Selecting a Potty- Lillian helped pick out a little Minnie Mouse potty at the store and both sets of grandparents bought matching ones for their homes. This consistency proved to be helpful because Lillian didn’t regress when she spent the day or night with her grandparents. At first she sat on her potty but after awhile she occasionally went on the potty. She role played by having her stuffed animals use her potty. Her little potty is located in our master bathroom and that is where it has stayed throughout the entire process. Even though Lillian had her own little potty she sat on the big potty sometimes. In fact she loved trying out potties in public places and at family and friends homes. We never had a problem using bathrooms in public places because Lillian learned early on that there are potties everywhere!

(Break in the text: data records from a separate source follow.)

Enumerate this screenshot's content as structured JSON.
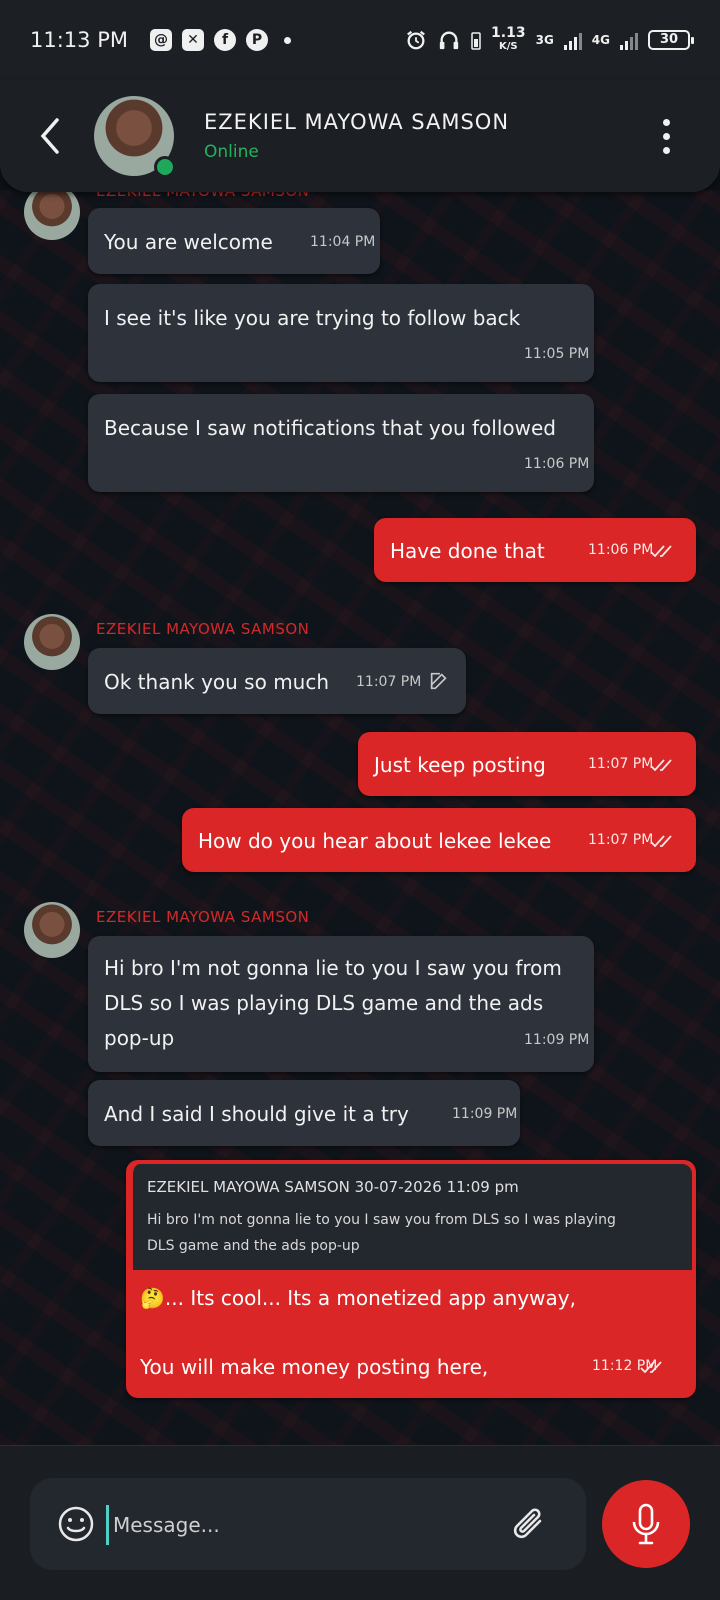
{
  "status_bar": {
    "time": "11:13 PM",
    "speed_value": "1.13",
    "speed_unit": "K/S",
    "net1": "3G",
    "net2": "4G",
    "battery": "30",
    "app_icons": [
      "threads-icon",
      "capcut-icon",
      "facebook-icon",
      "pinterest-icon"
    ]
  },
  "header": {
    "contact_name": "EZEKIEL MAYOWA SAMSON",
    "status": "Online"
  },
  "messages": [
    {
      "text": "You are welcome",
      "time": "11:04 PM",
      "direction": "in"
    },
    {
      "text": "I see it's like you are trying to follow back",
      "time": "11:05 PM",
      "direction": "in"
    },
    {
      "text": "Because I saw notifications that you followed",
      "time": "11:06 PM",
      "direction": "in"
    },
    {
      "text": "Have done that",
      "time": "11:06 PM",
      "direction": "out"
    },
    {
      "sender": "EZEKIEL MAYOWA SAMSON",
      "text": "Ok thank you so much",
      "time": "11:07 PM",
      "direction": "in",
      "edited": true
    },
    {
      "text": "Just keep posting",
      "time": "11:07 PM",
      "direction": "out"
    },
    {
      "text": "How do you hear about lekee lekee",
      "time": "11:07 PM",
      "direction": "out"
    },
    {
      "sender": "EZEKIEL MAYOWA SAMSON",
      "text_lines": [
        "Hi bro I'm not gonna lie to you I saw you from",
        "DLS so I was playing DLS game and the ads",
        "pop-up"
      ],
      "time": "11:09 PM",
      "direction": "in"
    },
    {
      "text": "And I said I should give it a try",
      "time": "11:09 PM",
      "direction": "in"
    },
    {
      "direction": "out",
      "reply_header": "EZEKIEL MAYOWA SAMSON 30-07-2026 11:09 pm",
      "reply_lines": [
        "Hi bro I'm not gonna lie to you I saw you from DLS so I was playing",
        "DLS game and the ads pop-up"
      ],
      "text_line1": "🤔... Its cool... Its a monetized app anyway,",
      "text_line2": "You will make money posting here,",
      "time": "11:12 PM"
    }
  ],
  "top_partial_sender": "EZEKIEL MAYOWA SAMSON",
  "composer": {
    "placeholder": "Message..."
  },
  "colors": {
    "accent": "#da2626",
    "online": "#22b35e",
    "incoming_bubble": "#2d323b",
    "background": "#0f141a"
  }
}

Motivation Chart and Rewards- A few months after Lillian turned three I introduced a sticker chart for extra motivation. I waited until the holidays were over and we were back to a “normal” schedule with no out of town trips planned or any other unusual distractions. But the chart I selected simply wasn’t working. The goals on the chart were too ambitious for her and she wasn’t earning any stickers. I looked online and found a Paw Patrol Potty Chart! Click on this link to download the chart. paw-patrol-potty-training
Lillian is really into Paw Patrol and the tasks on the chart were attainable for a beginner. (Told an adult I needed to go, Pulled down my pants, Sat on the potty, Went in the potty, Washed my hands) After she filled an entire chart with stickers she got a small Paw Patrol toy. The chart followed her to her grandparents house and we made sure to add stickers if she went potty while we were away from home. When she began to show success and filled up the chart at a faster pace I changed the categories on the chart to include two columns for “Went on the potty” and then added a column for “Went poop on the potty” and “Staying dry all day.” This gradual release of increased expectation proved to be very successful.
Big Girl Underwear- I bought Lillian Minnie Mouse underwear when she was two years old. She showed no interest in wearing them. One day she spied some Paw Patrol underwear at Target and she got so excited I bought them. But she still refused to wear underwear. I thought starting her in pull ups before underwear would be successful but she showed little interest in wearing pull ups (even though they are very similar to diapers.) So to my surprise we potty trained in a diaper. She would pull down her pants, rip off her diaper and pee in the potty, so I simply went with it. At first it required suggestions from me but soon after she was running to the bathroom and going independently. On Easter Monday I asked her if she wanted to wear big girl underwear and she said yes! She stayed dry all day and after that she never wore diapers again!
My daughter’s potty training story reminds me that sometimes all it takes is time, motivation and a little bit of encouragement for something to happen. Forcing someone to do something before they are truly ready causes tears and frustration for everyone involved. Learning is a process and everyone learns at his/her own pace, following a timeframe that often doesn’t match our own expectations.